Başta MHP Genel Başkanı Devlet Bahçeli tarafından ifade edildiği üzere, kutuplaşmaların bilendiği, sokakların karıştırılmak istendiği, ekonomik kırılganlıkları da kullanan yeni bir şer oyunu planlanıyor. Böylesi bir ortamda siyasi, askeri ve ekonomik önlemler almanın yanı sıra siber dayanıklılığımızın artırılması gerektiği de tartışmasız.
Siber güç; bütününde siber dayanıklılık, siber caydırıcılık, siber savunma, siber kapasite, siber anti-propaganda gibi birçok alt bileşenin bir bütünüdür. Bunlardan biri olan siber dayanıklılığın güçlendirilmesi sırasında tehdit kaynağı unutulmamalıdır.
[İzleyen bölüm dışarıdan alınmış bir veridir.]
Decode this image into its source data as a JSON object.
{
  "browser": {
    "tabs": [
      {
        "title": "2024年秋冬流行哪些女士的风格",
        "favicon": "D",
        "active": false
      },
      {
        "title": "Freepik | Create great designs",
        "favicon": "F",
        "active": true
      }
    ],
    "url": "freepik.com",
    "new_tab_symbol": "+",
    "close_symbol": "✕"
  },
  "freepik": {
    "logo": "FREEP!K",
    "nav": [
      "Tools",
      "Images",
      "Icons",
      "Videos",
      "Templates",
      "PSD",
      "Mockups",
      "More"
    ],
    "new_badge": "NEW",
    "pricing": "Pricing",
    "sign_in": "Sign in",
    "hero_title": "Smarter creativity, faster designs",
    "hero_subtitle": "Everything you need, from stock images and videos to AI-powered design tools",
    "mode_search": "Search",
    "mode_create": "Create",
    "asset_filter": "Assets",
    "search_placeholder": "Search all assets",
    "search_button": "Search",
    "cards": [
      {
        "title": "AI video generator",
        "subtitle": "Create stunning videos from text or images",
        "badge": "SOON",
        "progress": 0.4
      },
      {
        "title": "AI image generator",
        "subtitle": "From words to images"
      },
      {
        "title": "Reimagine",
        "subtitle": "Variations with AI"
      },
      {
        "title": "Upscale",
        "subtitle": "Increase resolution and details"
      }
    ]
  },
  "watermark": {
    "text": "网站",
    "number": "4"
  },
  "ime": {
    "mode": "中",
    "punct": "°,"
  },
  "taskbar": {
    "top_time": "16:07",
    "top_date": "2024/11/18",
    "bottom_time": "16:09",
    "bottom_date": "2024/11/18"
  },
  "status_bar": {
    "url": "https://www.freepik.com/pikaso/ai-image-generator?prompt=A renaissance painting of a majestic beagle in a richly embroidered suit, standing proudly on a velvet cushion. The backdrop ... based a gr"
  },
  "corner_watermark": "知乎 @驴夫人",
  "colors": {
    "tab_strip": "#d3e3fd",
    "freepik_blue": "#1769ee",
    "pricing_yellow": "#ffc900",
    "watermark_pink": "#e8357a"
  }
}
Türkiye için tehdit doktrini tüm zihinlerde değişmiştir. Tehdit artık 15 Temmuz’un da destekleyicisi ülkeler ile nihai aşamada kurulmak istenen BOP iken, siber dayanıklılığı bu projelerin sahipleri ve onların ürettikleriyle sağlayabileceklerini düşünenlere ancak gülünür. Emin olun bu safça yaklaşıma en başta da bu projelerin sahipleri ellerini ovuşturarak gülerler. Yabancının en yabancısını, en Amerikanını, en yahudisini, en pahalısını, en herkesin aldığını, “teknolojinin uç noktası bu” sebeplendirmesiyle “kullanmak iyidir” diyen zihniyete artık yer bırakılmamalıdır. Konu beka konusudur, çözümü ise bu ciddiyette ele alınmalıdır.